Sunday, June 8, 2008

Obviously Unethical

I started reading a cognitive psychology textbook recently. I like brains, I guess.

One thing in particular struck me. In going over the various methods that the brain is studied (fMRI, EEG, etc), the author, some guy at Yale, mentioned studies on animals. Electrodes are placed in their brains to measure neuron activity, parts of monkey and cat brains are intentionally lesioned or lobotomized, among various other invasive techniques. The author then says, "obviously we cannot use these techniques on people."

Well why not? It's unethical, right? Why is it unethical? Obvious reasons (human rights, etc). So then why is it ethical to perform such tests on animals?

The predominant view of consciousness is the higher order thought theory. Consciousness is having thoughts about your mental states. To have a pain, you must think, however inchoate this thought might be, "I have a pain." Since animals, so far as we know, don't have higher order thoughts, they don't feel pain. Sure, they squirm, yelp, and whimper, but they don't feel pain. You see, all those things that animals do when they appear to be in pain are just preprogrammed actions.

First, we know just as little about animal consciousness as we do about human (animal) consciousness.

Second, you know who else lacks higher order thoughts? Little kids until they're around two to three years old, and many retarded adults. Why is it unethical to experiment on them, but ethical to experiment on animals?

Animals are enough like us to warrant studying their brains to learn about our own. Yet, they are apparently different enough to make it ethical to perform extremely cruel experiments on them.

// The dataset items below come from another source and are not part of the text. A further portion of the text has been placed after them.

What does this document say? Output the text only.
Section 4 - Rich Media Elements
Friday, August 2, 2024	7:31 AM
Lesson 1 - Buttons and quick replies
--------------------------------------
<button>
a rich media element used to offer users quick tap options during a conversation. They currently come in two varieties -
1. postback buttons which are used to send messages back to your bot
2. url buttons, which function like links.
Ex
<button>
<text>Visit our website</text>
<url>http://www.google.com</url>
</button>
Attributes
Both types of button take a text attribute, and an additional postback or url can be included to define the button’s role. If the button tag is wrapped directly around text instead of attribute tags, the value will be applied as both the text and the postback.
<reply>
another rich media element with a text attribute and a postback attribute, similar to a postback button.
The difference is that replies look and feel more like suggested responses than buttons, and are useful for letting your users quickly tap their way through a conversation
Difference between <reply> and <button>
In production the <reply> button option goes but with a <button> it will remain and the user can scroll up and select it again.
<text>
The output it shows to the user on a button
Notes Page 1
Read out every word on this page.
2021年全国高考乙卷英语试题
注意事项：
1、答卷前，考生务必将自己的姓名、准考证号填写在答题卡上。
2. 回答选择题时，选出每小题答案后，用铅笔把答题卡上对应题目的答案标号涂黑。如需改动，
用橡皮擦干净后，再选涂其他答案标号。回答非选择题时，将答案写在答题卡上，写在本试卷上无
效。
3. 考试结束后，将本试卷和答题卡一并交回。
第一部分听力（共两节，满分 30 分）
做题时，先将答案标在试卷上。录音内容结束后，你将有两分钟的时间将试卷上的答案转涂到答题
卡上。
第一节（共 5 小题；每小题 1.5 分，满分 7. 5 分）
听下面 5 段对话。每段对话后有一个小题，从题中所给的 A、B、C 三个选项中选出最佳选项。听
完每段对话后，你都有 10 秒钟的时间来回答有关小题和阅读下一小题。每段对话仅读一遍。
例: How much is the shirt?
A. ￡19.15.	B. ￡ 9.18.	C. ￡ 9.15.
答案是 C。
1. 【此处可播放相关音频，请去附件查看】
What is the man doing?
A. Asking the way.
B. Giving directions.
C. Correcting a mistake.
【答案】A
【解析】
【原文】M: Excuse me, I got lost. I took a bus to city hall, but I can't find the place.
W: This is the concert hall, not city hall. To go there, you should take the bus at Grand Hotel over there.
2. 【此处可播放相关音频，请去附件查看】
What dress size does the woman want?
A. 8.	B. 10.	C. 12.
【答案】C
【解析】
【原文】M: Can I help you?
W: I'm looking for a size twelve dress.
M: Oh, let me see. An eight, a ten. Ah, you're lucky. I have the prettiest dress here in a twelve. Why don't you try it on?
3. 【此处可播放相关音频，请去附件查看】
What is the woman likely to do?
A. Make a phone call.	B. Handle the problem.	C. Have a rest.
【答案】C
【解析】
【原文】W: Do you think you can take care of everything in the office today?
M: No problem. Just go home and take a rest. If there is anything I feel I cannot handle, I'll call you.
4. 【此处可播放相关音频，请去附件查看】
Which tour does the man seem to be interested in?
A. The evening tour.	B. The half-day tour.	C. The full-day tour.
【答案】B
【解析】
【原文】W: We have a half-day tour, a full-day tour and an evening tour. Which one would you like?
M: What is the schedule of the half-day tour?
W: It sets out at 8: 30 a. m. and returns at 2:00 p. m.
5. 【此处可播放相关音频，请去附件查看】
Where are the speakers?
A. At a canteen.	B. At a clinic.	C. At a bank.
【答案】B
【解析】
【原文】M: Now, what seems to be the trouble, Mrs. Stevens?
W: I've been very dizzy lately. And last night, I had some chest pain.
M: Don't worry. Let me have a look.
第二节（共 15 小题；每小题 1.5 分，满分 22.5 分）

Since the number of neurons doesn't seem to play a role in this demarcation, I guess it's nothing but a sort of species chauvinism. Or maybe it's even less than that, for while it's "obvious" that invasive experiments on the human brain are unethical, maybe it's only obvious because of the various laws preventing such a practice. I bet the obviousness would go away quickly if scientists were allowed to treat human subjects the way they treat their animal subjects.